His name was Milt, but everyone on our street called him Sonny. He died three days ago. Lung cancer. Diagnosed only 2 months ago. I miss him. We didn't get to say goodbye. Few of his neighbors did. Sonny had lived on our street for many, many years and knew everyone - and most everyone knew him. He lived alone, but walked down the block most days to visit his girlfriend. Sonny was probably in his 60s. Weathered face from hours spent in the sun. Warm brown eyes. A smile and laugh more genuine than any I've seen. Sonny was happy, loving, caring - real. His talents knew no bounds. He was a skilled carpenter, plumber, roofer, landscaper, auto mechanic, welder.... he could do it all. And DID. He was always available to the people on our street.
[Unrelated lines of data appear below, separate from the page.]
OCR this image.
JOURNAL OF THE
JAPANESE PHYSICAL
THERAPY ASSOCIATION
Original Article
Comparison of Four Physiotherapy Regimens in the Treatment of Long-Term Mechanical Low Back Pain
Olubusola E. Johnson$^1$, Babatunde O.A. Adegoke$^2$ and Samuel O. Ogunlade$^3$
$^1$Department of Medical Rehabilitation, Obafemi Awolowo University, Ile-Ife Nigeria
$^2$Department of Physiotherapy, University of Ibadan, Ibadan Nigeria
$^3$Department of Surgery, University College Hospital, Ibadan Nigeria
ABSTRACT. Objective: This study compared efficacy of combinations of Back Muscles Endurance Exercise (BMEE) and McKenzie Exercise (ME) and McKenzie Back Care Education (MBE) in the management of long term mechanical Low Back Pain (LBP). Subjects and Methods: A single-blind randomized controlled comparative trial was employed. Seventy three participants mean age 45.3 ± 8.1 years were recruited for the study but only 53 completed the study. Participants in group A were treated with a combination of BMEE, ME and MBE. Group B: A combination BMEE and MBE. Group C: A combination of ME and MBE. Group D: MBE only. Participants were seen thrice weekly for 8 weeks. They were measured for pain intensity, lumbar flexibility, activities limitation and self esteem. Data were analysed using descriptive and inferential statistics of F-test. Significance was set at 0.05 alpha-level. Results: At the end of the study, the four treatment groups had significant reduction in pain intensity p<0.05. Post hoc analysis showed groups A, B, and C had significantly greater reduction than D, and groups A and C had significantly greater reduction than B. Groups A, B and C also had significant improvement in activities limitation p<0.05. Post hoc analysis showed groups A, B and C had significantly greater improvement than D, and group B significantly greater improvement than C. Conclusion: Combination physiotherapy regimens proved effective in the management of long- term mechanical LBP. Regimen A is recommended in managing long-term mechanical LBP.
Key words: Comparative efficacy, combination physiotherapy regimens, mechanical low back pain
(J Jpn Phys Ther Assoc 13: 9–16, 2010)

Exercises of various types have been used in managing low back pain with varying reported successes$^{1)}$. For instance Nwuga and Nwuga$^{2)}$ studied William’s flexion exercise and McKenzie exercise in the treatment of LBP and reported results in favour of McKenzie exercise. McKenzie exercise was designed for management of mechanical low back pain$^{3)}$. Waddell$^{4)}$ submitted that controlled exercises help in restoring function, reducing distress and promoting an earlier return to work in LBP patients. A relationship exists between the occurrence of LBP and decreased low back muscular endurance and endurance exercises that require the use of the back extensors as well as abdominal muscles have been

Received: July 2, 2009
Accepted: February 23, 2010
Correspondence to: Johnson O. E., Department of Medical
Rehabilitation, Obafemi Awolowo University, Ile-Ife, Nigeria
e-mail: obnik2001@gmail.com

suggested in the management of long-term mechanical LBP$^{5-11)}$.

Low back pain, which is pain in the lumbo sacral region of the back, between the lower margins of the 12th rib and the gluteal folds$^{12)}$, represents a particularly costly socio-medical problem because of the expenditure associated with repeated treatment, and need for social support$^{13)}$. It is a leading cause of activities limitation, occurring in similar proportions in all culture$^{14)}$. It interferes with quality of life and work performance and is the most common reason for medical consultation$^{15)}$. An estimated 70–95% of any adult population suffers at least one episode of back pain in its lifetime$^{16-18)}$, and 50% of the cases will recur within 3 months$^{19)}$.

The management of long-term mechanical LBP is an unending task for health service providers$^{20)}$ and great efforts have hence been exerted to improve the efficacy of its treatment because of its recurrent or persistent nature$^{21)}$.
He might be installing windows on one house one week, digging up the lawn to replant it at another house the next, and building a porch enclosure a few days later. He gave - and gave and gave - quietly, happily, selflessly - all the years I knew him. We had our first child shortly after moving on Sonny's street and he took on the role of honorary "Grandpa". Both my children loved him but my son took a special interest because Sonny would show him how things worked, how they were put together, how to fix things, how to build things. He would give my son "treasures" - that Ben loved. An old steering column still sits in my backyard - a real prize in the eyes of my son, who plans on using it for a race car he wants to build. Sonny would stop by to visit as he took his walks and you always came away a bit more lighthearted than you were before the conversation.
Last November Sonny drove his monstrous RV in front of his house to get it ready for a fishing and camping trip he was going to take with some of his buddies up in Oregon and Washington. He was gone for about 2 weeks. I remember how excited he was for this trip. Ben went over and helped him fix up the RV to get it ready. While he was gone I thought about him often, sending private wishes for good weather, good fishing and good times. Christmas came and went - then the news - Sonny has lung cancer. Starting chemo immediately. Within a week he was gone - in the hospital due to complications. When he was released his family took him home with them to care for him. I knew...I just knew - I would never see him again. Monday, as I arrived home from work, there were cars at his house with many family members. My heart sank. News came that night from my husband - Sonny was gone.
I miss him. He wasn't my family. He was just my neighbor. But, I guess I loved him. I miss him. Goodbye my friend.